I know there is huge emotion linked to the Jadotville case, and rightly so. This was something for us all, but in particular those linked to the Defence Forces, to be very proud of. The men who served there are responsible for extraordinary service to peacekeeping and to Ireland in what was an incredibly complex, challenging and difficult theatre of conflict. Governments, at different times and with different Ministers, have tried to recognise that in different ways. The conversation still continues in relation to Jadotville. That is why I have asked the Chief of Staff and he has responded to me in a constructive way in terms of a process that we believe is appropriate.
I do think we need to be careful, however. We cannot move to a situation where politicians decide who gets medals and what kind of medals they get in terms of service either at home or abroad. This has to be a recommendation that comes from the military themselves. That is how this works. Otherwise we move into the space of trying to please people politically as opposed to robust assessment through military structures, through a medals board in these cases, where assessments are made. That being said, my job as Minister for Defence, legally and as the head of the defence infrastructure for the country, is to make sure that the context is fully understood and, if new evidence arises or if new perspectives develop, that they are recognised and that appropriate reviews take place. That is the context in which we are looking at this review, which is not the first, but I believe the context of it is important.

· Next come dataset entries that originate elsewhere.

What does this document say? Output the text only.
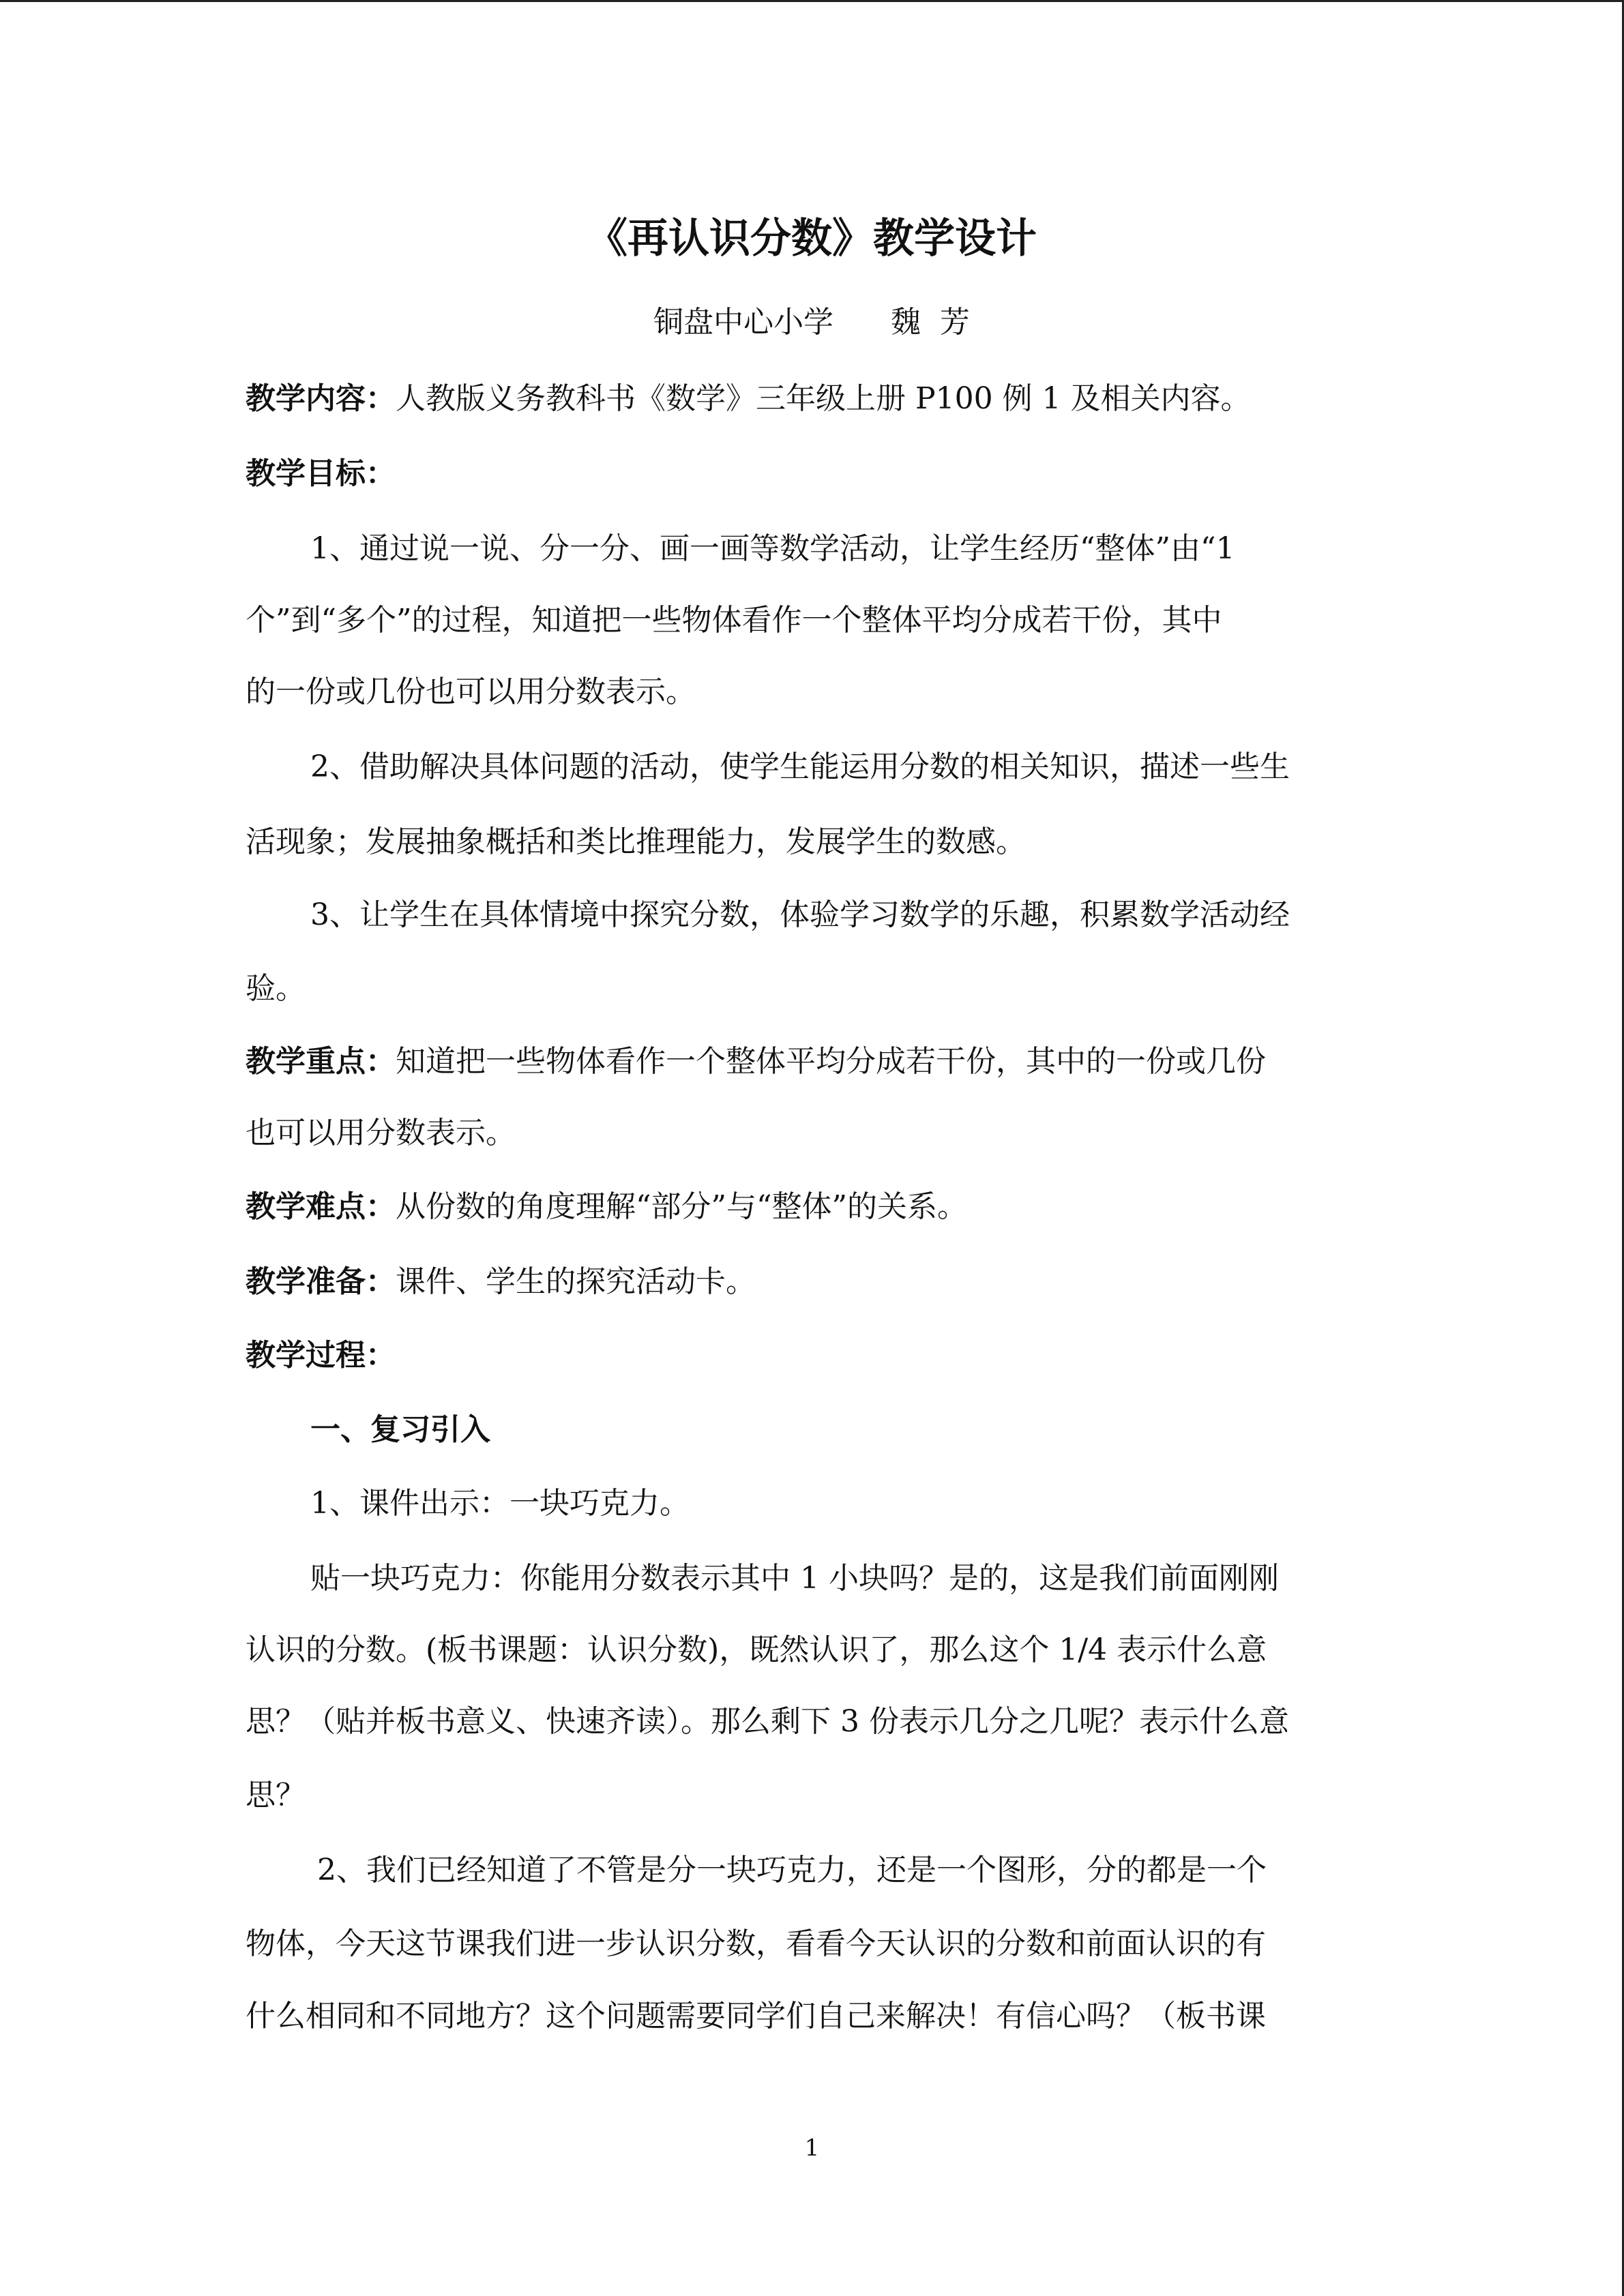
《再认识分数》教学设计
铜盘中心小学      魏  芳
教学内容：人教版义务教科书《数学》三年级上册 P100 例 1 及相关内容。
教学目标：
1、通过说一说、分一分、画一画等数学活动，让学生经历“整体”由“1
个”到“多个”的过程，知道把一些物体看作一个整体平均分成若干份，其中
的一份或几份也可以用分数表示。
2、借助解决具体问题的活动，使学生能运用分数的相关知识，描述一些生
活现象；发展抽象概括和类比推理能力，发展学生的数感。
3、让学生在具体情境中探究分数，体验学习数学的乐趣，积累数学活动经
验。
教学重点：知道把一些物体看作一个整体平均分成若干份，其中的一份或几份
也可以用分数表示。
教学难点：从份数的角度理解“部分”与“整体”的关系。
教学准备：课件、学生的探究活动卡。
教学过程：
一、复习引入
1、课件出示：一块巧克力。
贴一块巧克力：你能用分数表示其中 1 小块吗？是的，这是我们前面刚刚
认识的分数。(板书课题：认识分数)，既然认识了，那么这个 1/4 表示什么意
思？（贴并板书意义、快速齐读）。那么剩下 3 份表示几分之几呢？表示什么意
思？
2、我们已经知道了不管是分一块巧克力，还是一个图形，分的都是一个
物体，今天这节课我们进一步认识分数，看看今天认识的分数和前面认识的有
什么相同和不同地方？这个问题需要同学们自己来解决！有信心吗？（板书课
1
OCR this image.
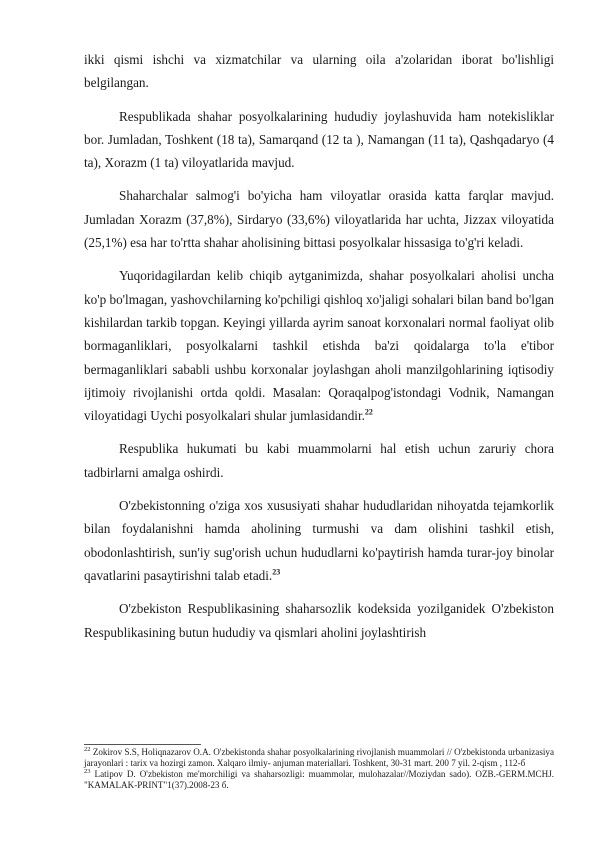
ikki qismi ishchi va xizmatchilar va ularning oila a'zolaridan iborat bo'lishligi belgilangan.

Respublikada shahar posyolkalarining hududiy joylashuvida ham notekisliklar bor. Jumladan, Toshkent (18 ta), Samarqand (12 ta ), Namangan (11 ta), Qashqadaryo (4 ta), Xorazm (1 ta) viloyatlarida mavjud.

Shaharchalar salmog'i bo'yicha ham viloyatlar orasida katta farqlar mavjud. Jumladan Xorazm (37,8%), Sirdaryo (33,6%) viloyatlarida har uchta, Jizzax viloyatida (25,1%) esa har to'rtta shahar aholisining bittasi posyolkalar hissasiga to'g'ri keladi.

Yuqoridagilardan kelib chiqib aytganimizda, shahar posyolkalari aholisi uncha ko'p bo'lmagan, yashovchilarning ko'pchiligi qishloq xo'jaligi sohalari bilan band bo'lgan kishilardan tarkib topgan. Keyingi yillarda ayrim sanoat korxonalari normal faoliyat olib bormaganliklari, posyolkalarni tashkil etishda ba'zi qoidalarga to'la e'tibor bermaganliklari sababli ushbu korxonalar joylashgan aholi manzilgohlarining iqtisodiy ijtimoiy rivojlanishi ortda qoldi. Masalan: Qoraqalpog'istondagi Vodnik, Namangan viloyatidagi Uychi posyolkalari shular jumlasidandir.$^{22}$

Respublika hukumati bu kabi muammolarni hal etish uchun zaruriy chora tadbirlarni amalga oshirdi.

O'zbekistonning o'ziga xos xususiyati shahar hududlaridan nihoyatda tejamkorlik bilan foydalanishni hamda aholining turmushi va dam olishini tashkil etish, obodonlashtirish, sun'iy sug'orish uchun hududlarni ko'paytirish hamda turar-joy binolar qavatlarini pasaytirishni talab etadi.$^{23}$

O'zbekiston Respublikasining shaharsozlik kodeksida yozilganidek O'zbekiston Respublikasining butun hududiy va qismlari aholini joylashtirish

$^{22}$ Zokirov S.S, Holiqnazarov O.A. O'zbekistonda shahar posyolkalarining rivojlanish muammolari // O'zbekistonda urbanizasiya jarayonlari : tarix va hozirgi zamon. Xalqaro ilmiy- anjuman materiallari. Toshkent, 30-31 mart. 200 7 yil. 2-qism , 112-б

$^{23}$ Latipov D. O'zbekiston me'morchiligi va shaharsozligi: muammolar, mulohazalar//Moziydan sado). OZB.-GERM.MCHJ. "KAMALAK-PRINT"1(37).2008-23 б.
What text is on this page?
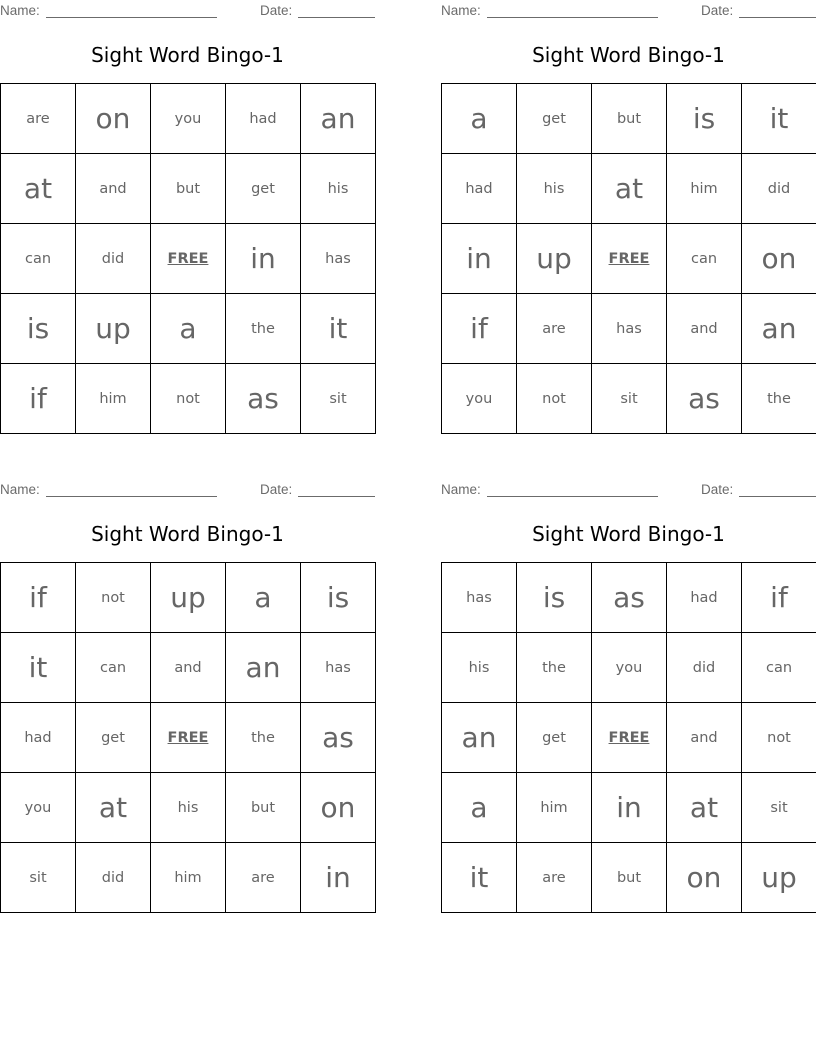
Name:	Date:
Sight Word Bingo-1
are	on	you	had	an
at	and	but	get	his
can	did	FREE	in	has
is	up	a	the	it
if	him	not	as	sit
Name:	Date:
Sight Word Bingo-1
a	get	but	is	it
had	his	at	him	did
in	up	FREE	can	on
if	are	has	and	an
you	not	sit	as	the
Name:	Date:
Sight Word Bingo-1
if	not	up	a	is
it	can	and	an	has
had	get	FREE	the	as
you	at	his	but	on
sit	did	him	are	in
Name:	Date:
Sight Word Bingo-1
has	is	as	had	if
his	the	you	did	can
an	get	FREE	and	not
a	him	in	at	sit
it	are	but	on	up
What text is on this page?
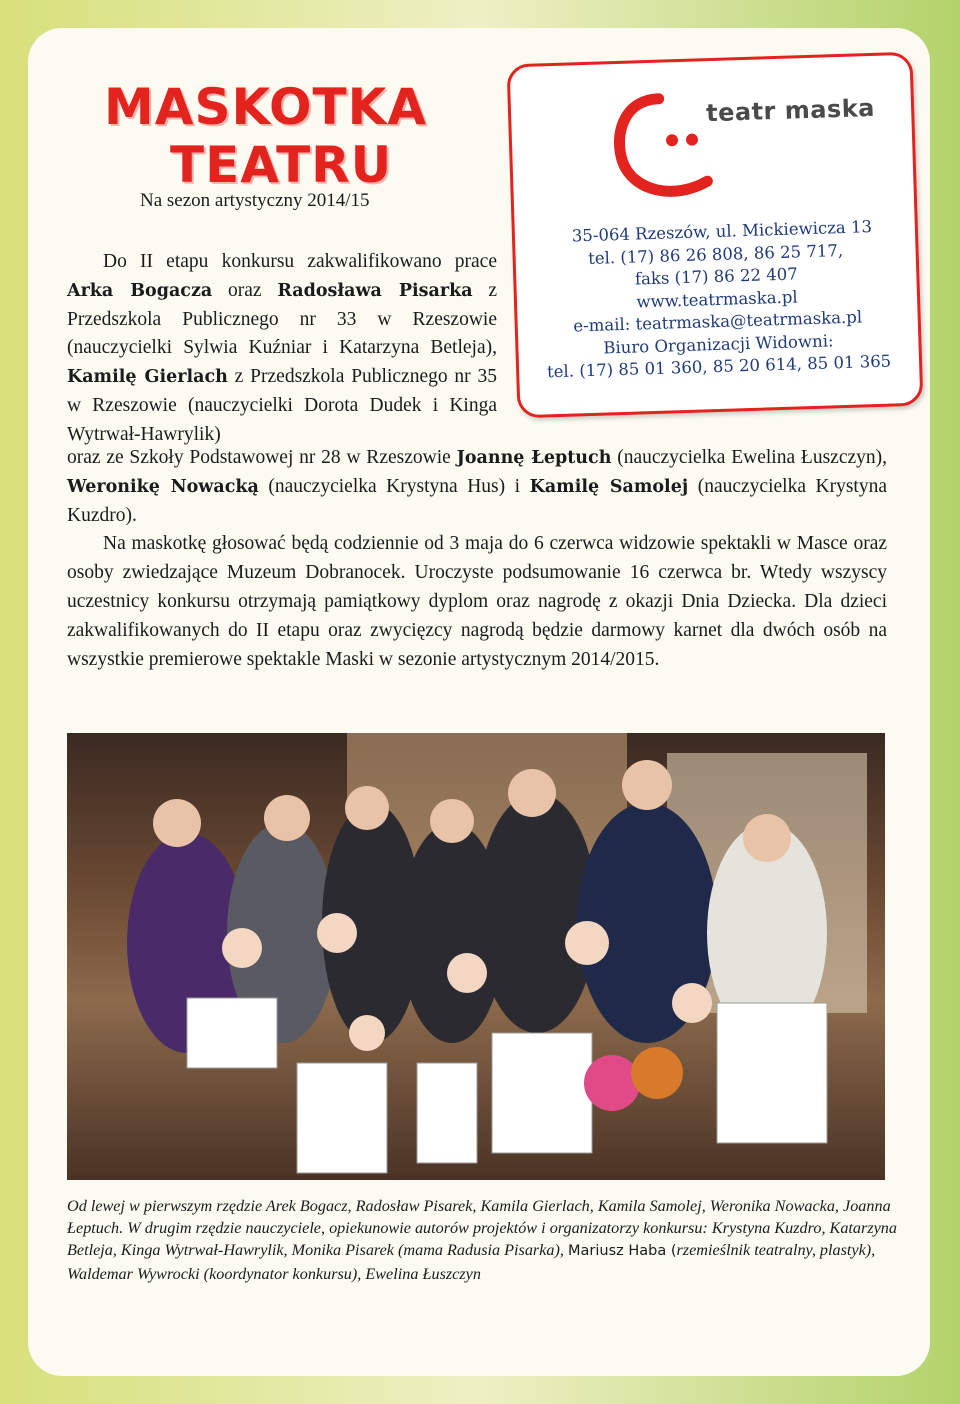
MASKOTKA
TEATRU
Na sezon artystyczny 2014/15
teatr maska
35-064 Rzeszów, ul. Mickiewicza 13
tel. (17) 86 26 808, 86 25 717,
faks (17) 86 22 407
www.teatrmaska.pl
e-mail: teatrmaska@teatrmaska.pl
Biuro Organizacji Widowni:
tel. (17) 85 01 360, 85 20 614, 85 01 365

Do II etapu konkursu zakwalifikowano prace Arka Bogacza oraz Radosława Pisarka z Przedszkola Publicznego nr 33 w Rzeszowie (nauczycielki Sylwia Kuźniar i Katarzyna Betleja), Kamilę Gierlach z Przedszkola Publicznego nr 35 w Rzeszowie (nauczycielki Dorota Dudek i Kinga Wytrwał-Hawrylik)

oraz ze Szkoły Podstawowej nr 28 w Rzeszowie Joannę Łeptuch (nauczycielka Ewelina Łuszczyn), Weronikę Nowacką (nauczycielka Krystyna Hus) i Kamilę Samolej (nauczycielka Krystyna Kuzdro).

Na maskotkę głosować będą codziennie od 3 maja do 6 czerwca widzowie spektakli w Masce oraz osoby zwiedzające Muzeum Dobranocek. Uroczyste podsumowanie 16 czerwca br. Wtedy wszyscy uczestnicy konkursu otrzymają pamiątkowy dyplom oraz nagrodę z okazji Dnia Dziecka. Dla dzieci zakwalifikowanych do II etapu oraz zwycięzcy nagrodą będzie darmowy karnet dla dwóch osób na wszystkie premierowe spektakle Maski w sezonie artystycznym 2014/2015.

Od lewej w pierwszym rzędzie Arek Bogacz, Radosław Pisarek, Kamila Gierlach, Kamila Samolej, Weronika Nowacka, Joanna Łeptuch. W drugim rzędzie nauczyciele, opiekunowie autorów projektów i organizatorzy konkursu: Krystyna Kuzdro, Katarzyna Betleja, Kinga Wytrwał-Hawrylik, Monika Pisarek (mama Radusia Pisarka), Mariusz Haba (rzemieślnik teatralny, plastyk), Waldemar Wywrocki (koordynator konkursu), Ewelina Łuszczyn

I would like to take this opportunity to recall the contribution of all the men and women of the Defence Forces who have been deployed on missions in the cause of peace overseas. They are not only soldiers but also ambassadors, for Ireland, for what we stand for, and for our commitment to peace and peace management abroad. The continued participation in United Nations missions illustrates the very positive difference a small country like Ireland can make in many parts of the world which desperately need our intervention. I thank the Seanad for this opportunity to recognise the service overseas of so many Irish Defence Forces personnel, whether they be Air Corps, Naval Service or Army, which is the case for the vast majority. In particular, I thank the House for giving me an opportunity to give both the history and the perspective on Jadotville, which is certainly not a closed book. As soon as the Chief of Staff concludes the process that he has agreed to undertake, I will be more than happy to come back to the Seanad to talk about the recommendations and the decisions that can be made on the back of them.